15 Mayıs 2016 Pazar

Yobaz da olsa derviş de olsa sorguluyor!

Ömer Faruk Dönmez, Dervişan
Zeki Dursun
Dünyabizim.com

Daha önce Hamza’sı ve Bir Yobazın Günlüğü ile kendisinden haberdar olduğum Ömer Faruk Dönmez’in Dervişan’ını okuyunca diğerlerindeki benzer heyecanı hissettiğimi söylemeden edemem. Özellikle bu toprakları, bu toprakların dertli insanlarını anlatan her eser benim için önemlidir. Hele bunu öyküde coşkulu bir dille ortaya koyan bir eser ayrı bir öneme sahiptir.

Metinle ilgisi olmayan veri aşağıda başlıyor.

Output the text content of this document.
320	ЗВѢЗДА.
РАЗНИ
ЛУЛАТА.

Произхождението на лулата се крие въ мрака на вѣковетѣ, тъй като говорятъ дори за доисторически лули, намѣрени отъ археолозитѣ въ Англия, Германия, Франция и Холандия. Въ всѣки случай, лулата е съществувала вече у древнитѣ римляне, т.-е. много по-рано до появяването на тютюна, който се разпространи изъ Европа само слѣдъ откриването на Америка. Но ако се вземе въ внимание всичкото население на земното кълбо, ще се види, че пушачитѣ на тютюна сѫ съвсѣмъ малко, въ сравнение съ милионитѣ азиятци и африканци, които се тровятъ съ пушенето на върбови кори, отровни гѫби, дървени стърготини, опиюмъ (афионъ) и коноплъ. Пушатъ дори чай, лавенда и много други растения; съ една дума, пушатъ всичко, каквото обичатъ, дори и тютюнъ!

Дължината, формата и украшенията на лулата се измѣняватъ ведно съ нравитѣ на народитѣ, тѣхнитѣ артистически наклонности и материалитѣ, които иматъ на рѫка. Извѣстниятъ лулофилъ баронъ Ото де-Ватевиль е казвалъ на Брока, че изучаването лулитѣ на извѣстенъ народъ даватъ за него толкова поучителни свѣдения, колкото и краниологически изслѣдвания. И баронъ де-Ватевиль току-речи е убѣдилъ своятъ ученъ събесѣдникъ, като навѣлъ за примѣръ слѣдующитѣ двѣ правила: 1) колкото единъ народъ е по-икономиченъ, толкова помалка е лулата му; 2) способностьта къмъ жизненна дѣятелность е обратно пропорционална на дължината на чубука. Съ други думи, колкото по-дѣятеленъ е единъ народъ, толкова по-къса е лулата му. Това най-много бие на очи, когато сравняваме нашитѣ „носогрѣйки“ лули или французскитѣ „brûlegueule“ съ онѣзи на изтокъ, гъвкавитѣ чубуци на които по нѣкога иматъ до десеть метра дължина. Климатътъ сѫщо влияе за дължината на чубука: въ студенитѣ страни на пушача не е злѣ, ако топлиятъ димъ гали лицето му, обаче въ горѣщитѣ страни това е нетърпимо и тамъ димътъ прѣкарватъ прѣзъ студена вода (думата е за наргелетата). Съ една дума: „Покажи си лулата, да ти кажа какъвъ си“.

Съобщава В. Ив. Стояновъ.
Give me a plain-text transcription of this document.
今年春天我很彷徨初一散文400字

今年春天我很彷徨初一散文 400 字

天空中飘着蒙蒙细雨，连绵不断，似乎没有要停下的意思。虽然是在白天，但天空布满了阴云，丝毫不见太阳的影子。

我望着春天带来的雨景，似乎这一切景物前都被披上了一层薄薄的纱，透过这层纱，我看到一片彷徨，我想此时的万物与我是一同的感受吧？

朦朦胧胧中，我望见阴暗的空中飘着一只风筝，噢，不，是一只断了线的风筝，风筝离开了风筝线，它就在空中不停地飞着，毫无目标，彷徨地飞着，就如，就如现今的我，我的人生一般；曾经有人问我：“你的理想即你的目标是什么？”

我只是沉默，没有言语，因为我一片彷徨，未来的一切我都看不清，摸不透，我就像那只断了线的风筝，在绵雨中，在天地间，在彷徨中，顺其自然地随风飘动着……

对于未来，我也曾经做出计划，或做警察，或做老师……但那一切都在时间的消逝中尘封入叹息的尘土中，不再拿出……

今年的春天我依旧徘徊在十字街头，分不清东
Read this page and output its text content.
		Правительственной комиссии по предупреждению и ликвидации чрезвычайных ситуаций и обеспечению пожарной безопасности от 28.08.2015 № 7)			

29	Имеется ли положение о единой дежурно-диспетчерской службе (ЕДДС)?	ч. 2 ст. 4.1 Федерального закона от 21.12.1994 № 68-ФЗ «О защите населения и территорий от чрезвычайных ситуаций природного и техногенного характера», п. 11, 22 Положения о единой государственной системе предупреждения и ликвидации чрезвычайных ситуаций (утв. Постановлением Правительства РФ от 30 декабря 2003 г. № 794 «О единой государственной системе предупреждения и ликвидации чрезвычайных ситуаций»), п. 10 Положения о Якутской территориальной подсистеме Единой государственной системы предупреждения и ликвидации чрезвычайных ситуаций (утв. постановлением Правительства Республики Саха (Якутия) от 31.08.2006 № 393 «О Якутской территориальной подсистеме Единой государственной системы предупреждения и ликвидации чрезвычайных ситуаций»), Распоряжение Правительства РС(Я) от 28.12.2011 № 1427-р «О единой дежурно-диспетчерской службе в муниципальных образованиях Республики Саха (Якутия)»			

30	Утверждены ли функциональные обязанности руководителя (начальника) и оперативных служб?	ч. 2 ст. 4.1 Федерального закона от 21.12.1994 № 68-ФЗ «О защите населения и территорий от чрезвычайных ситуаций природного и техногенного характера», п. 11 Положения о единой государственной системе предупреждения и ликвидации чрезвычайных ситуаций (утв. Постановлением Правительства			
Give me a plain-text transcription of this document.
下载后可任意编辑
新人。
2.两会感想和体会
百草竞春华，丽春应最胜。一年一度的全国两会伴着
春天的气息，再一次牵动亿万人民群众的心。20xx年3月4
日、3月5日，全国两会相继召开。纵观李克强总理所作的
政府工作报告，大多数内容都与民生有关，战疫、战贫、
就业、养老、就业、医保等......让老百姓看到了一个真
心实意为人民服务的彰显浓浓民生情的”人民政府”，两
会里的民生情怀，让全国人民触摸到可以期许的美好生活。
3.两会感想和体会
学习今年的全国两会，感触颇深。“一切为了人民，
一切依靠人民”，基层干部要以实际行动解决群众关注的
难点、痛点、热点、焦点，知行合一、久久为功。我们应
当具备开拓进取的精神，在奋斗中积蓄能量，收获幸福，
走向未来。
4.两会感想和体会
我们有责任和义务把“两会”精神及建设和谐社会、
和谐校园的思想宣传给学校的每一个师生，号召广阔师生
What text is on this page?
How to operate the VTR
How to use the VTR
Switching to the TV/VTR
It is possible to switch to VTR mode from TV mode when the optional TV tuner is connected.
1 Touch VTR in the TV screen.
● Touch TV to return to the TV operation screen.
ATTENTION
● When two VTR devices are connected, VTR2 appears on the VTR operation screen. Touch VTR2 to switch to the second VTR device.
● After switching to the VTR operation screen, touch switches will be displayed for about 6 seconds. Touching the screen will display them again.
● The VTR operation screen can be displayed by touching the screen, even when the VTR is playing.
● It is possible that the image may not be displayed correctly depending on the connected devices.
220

İnsanlar arasında sahih hukuk bir gün yeniden oluşabilir
Ömer Faruk Dönmez’in İz Yayıncılık’tan çıkan bu yeni öykü kitabı da Anadolulu üç gencin (ki bu gençler medreseden ve tekkeden arkadaş üç genç) yıllar sonra medresede yeniden buluşmalarını konu ediniyor. Dervişan, birbirinin devamı olan üç hikâyeden oluşuyor:AbdullahHüseyin ve Zahid… Bu üç arkadaş aynı medrese bahçesinde çocukluğunu geçirmiş ama kaderin sevkiyle Yûnus misali memlekete dağılmış, sonunda kader yine bir sebeple onları tekkede buluşturmuş.
Ömer Faruk Dönmez, ilk hikâye olan Abdullah’ın hikâyesinde köye yerleşerek doğaya dönmeye çalışan doktoralı bir köy imamının yaşadıklarını anlatıyor. Bu bölümde toplumcu gerçekçi romancıları ve hikâyecileri eleştiren Dönmez, köylü kurnazlığı üzerinden de insan zaaflarını müthiş bir şekilde anlatıyor.



İkinci hikâyede Hüseyin üzerinden şehirde yaşayan Müslüman bir kimliğin kişilik-birey ve toplum çatışmaları üzerinde durarak Müslüman birey, Müslüman âlim kimliği ve entelektüel kimlik arasındaki açmazları irdeliyor. Bir tür sosyo-pşisik yapının irdelendiği bölüm. Bireyin ve toplumun çatışmaları üzerinde duruyor yazar.
Üçüncü hikayede klasik usulden hareketle sorulara yanıt arayan modern insana sorularının cevaplarını sunan Dönmez, üç kahramanının yeniden buluşmalarını “çayın şekerleri de geldi” diye tamamlayarak nice ayrılığa rağmen sahih hukukun/ doğal hukukun bir gün yeniden oluşabileceğinin ümidini insanın taşıması gerektiğini öğütlemiş oluyor.
Bakış açısını değiştiren gençlerin kendisiyle ve milletiyle yüzleşmesini anlatıyor
Görkem Evci’nin Dergah dergisindeki bir öyküsü  üzerine demiştim ki: “Mademki hikaye Erdinç’in baba evinden kovulması ve gece karanlığında yola revan olmasıyla bitiyor, hikâye kaldığı yerden devam etmeli ve Görkem de gencin bakış açısını değiştirmeli.” Dönmez hikâyesi, bu bağlamda, bakış açısını değiştiren, hakikate duyarlı bakışı yani feraseti, basireti kuşanan gençlerin Allah ile, kendisiyle ve milletiyle yüzleşmesini komplekssizce anlatması bakımından da çok değerli.
Bizden çok şey çalındı. En başta kendimiz olmayı unuttuk. İslamcılık derdi olanların bir kısmının liberalleşerek, muhafazakarlaşarak namazdan ve dahi İslam’dan bihaber olmakla niteleyen Dönmez, bize "biz"i hatırlatıyor.
Her şeyi olan Müslümanların kendi olmalarının vakti her zamanki gibi geldi de geçmesin yeter ki. Müslüman olmak ve Müslüman olarak ölmekten başka çaremiz yok. Bana bunu hatırlatan son dönemin güçlü bir kaç öykücüsünden biri olan Ömer Faruk Dönmez’e müteşekkirim.